If you ask the very same people to define the role of a technical writer, the answers will be along the lines of helping customers use the product effectively or informing users about features in the product.
The answers are at complete odds to the incentives.
The aim of a technical writer is to inform the user on how to complete a task using the product at hand. If we agree on this premise and use that at the starting point, then counting articles and grammar errors don’t get us to the destination.
People behave in ways that optimize for the incentives at play.
What should those incentives be? I posit that they should be along the lines of effectiveness of the content. But that has been difficult, not impossible, to measure until now. Generative ASI (GAI) changes all of that. Now all we need to do is get the bot to ingest all the content and then sit back and watch it work its magic. By placing the GAI bot as the first line of the support, we can finally show how the content from the Help site deflects support tickets and frees up bandwidth for support engineers to focus on complex queries.
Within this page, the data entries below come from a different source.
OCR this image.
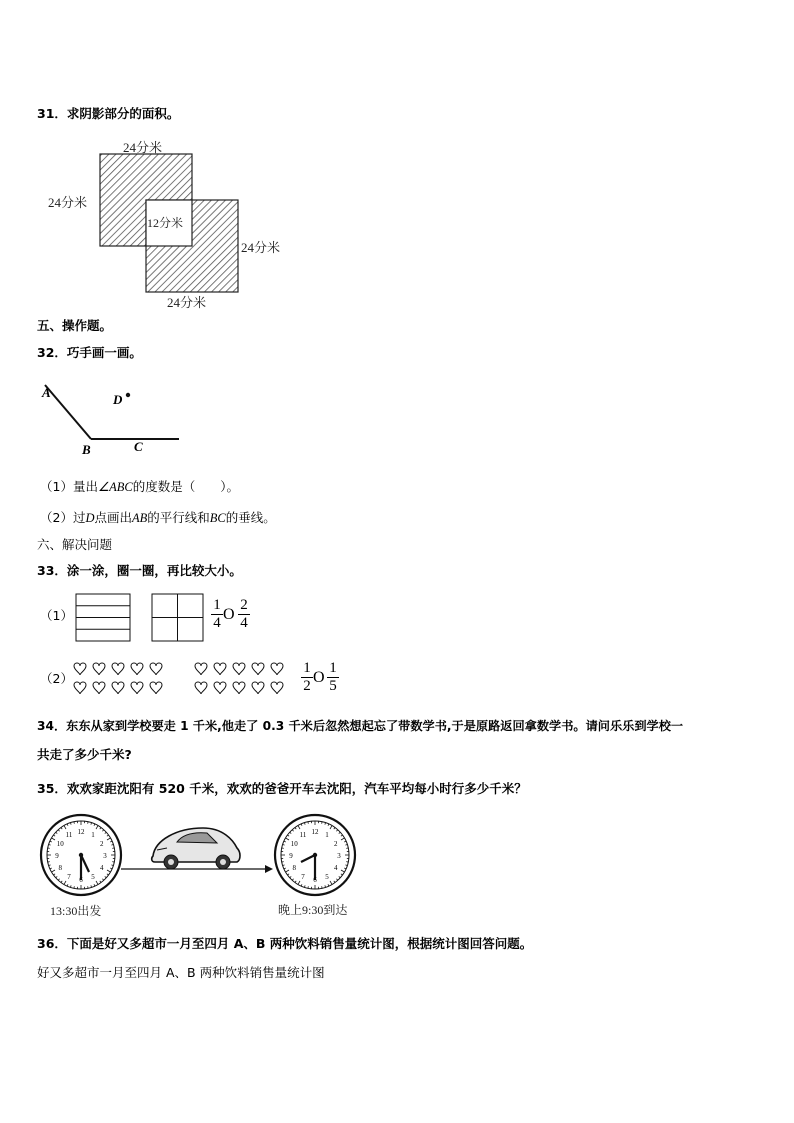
31．求阴影部分的面积。
24分米
24分米
12分米
24分米
24分米
五、操作题。
32．巧手画一画。
A
B	C
D
（1）量出∠ABC的度数是（　　）。
（2）过D点画出AB的平行线和BC的垂线。
六、解决问题
33．涂一涂，圈一圈，再比较大小。
（1）
1
4 O
2
4
（2）
1
2 O
1
5
34．东东从家到学校要走 1 千米,他走了 0.3 千米后忽然想起忘了带数学书,于是原路返回拿数学书。请问乐乐到学校一
共走了多少千米?
35．欢欢家距沈阳有 520 千米，欢欢的爸爸开车去沈阳，汽车平均每小时行多少千米？
12 1
2
3
4
5
6
7
8
9
10
11	12 1
2
3
4
5
6
7
8
9
10
11
13:30出发	晚上9:30到达
36．下面是好又多超市一月至四月 A、B 两种饮料销售量统计图，根据统计图回答问题。
好又多超市一月至四月 A、B 两种饮料销售量统计图
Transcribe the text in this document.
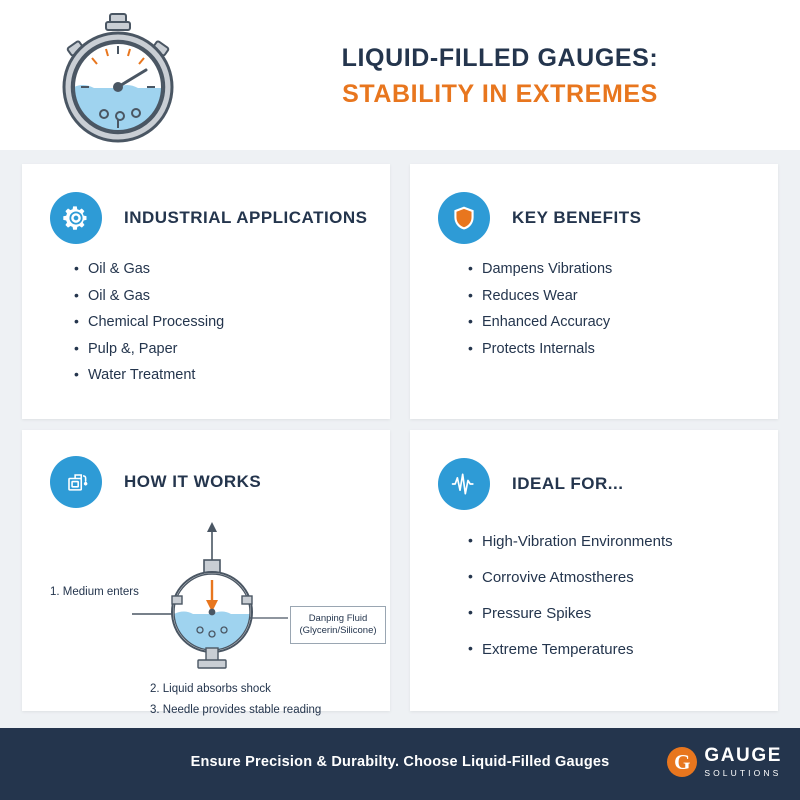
LIQUID-FILLED GAUGES:
STABILITY IN EXTREMES
INDUSTRIAL APPLICATIONS
• Oil & Gas
• Oil & Gas
• Chemical Processing
• Pulp &, Paper
• Water Treatment
KEY BENEFITS
• Dampens Vibrations
• Reduces Wear
• Enhanced Accuracy
• Protects Internals
HOW IT WORKS
1. Medium enters
Danping Fluid
(Glycerin/Silicone)
2. Liquid absorbs shock
3. Needle provides stable reading
IDEAL FOR...
• High-Vibration Environments
• Corrovive Atmostheres
• Pressure Spikes
• Extreme Temperatures
Ensure Precision & Durabilty. Choose Liquid-Filled Gauges	G GAUGE
SOLUTIONS
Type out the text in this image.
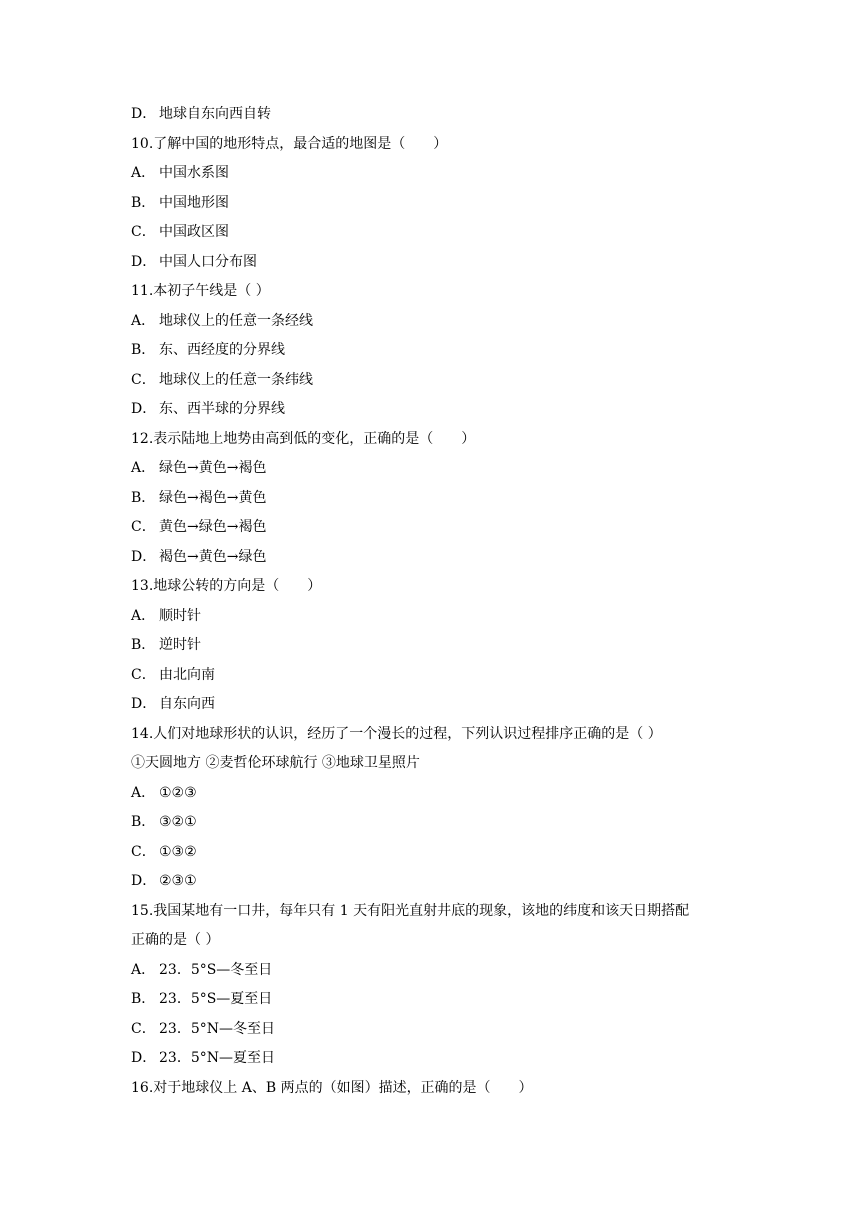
D． 地球自东向西自转
10.了解中国的地形特点，最合适的地图是（　　）
A． 中国水系图
B． 中国地形图
C． 中国政区图
D． 中国人口分布图
11.本初子午线是（ ）
A． 地球仪上的任意一条经线
B． 东、西经度的分界线
C． 地球仪上的任意一条纬线
D． 东、西半球的分界线
12.表示陆地上地势由高到低的变化，正确的是（　　）
A． 绿色→黄色→褐色
B． 绿色→褐色→黄色
C． 黄色→绿色→褐色
D． 褐色→黄色→绿色
13.地球公转的方向是（　　）
A． 顺时针
B． 逆时针
C． 由北向南
D． 自东向西
14.人们对地球形状的认识，经历了一个漫长的过程，下列认识过程排序正确的是（ ）
①天圆地方 ②麦哲伦环球航行 ③地球卫星照片
A． ①②③
B． ③②①
C． ①③②
D． ②③①
15.我国某地有一口井，每年只有 1 天有阳光直射井底的现象，该地的纬度和该天日期搭配
正确的是（ ）
A． 23．5°S—冬至日
B． 23．5°S—夏至日
C． 23．5°N—冬至日
D． 23．5°N—夏至日
16.对于地球仪上 A、B 两点的（如图）描述，正确的是（　　）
During my first implementation of a GAI bot, we saw the bot jump in to 80% of the conversations and resolve close to 40% of those at 70% CSAT with no human intervention needed.
Now writing teams can quantify the benefit of their work in relation to the company bottom-line.
This also changes how we measure the effectiveness of the writing team. By focusing on ticket resolutions and CSAT, we can put the right incentives in place. A writer is no longer looking to create content for the sake of creating content. Instead, they are focused on creating the right content to ensure more resolutions by the bot.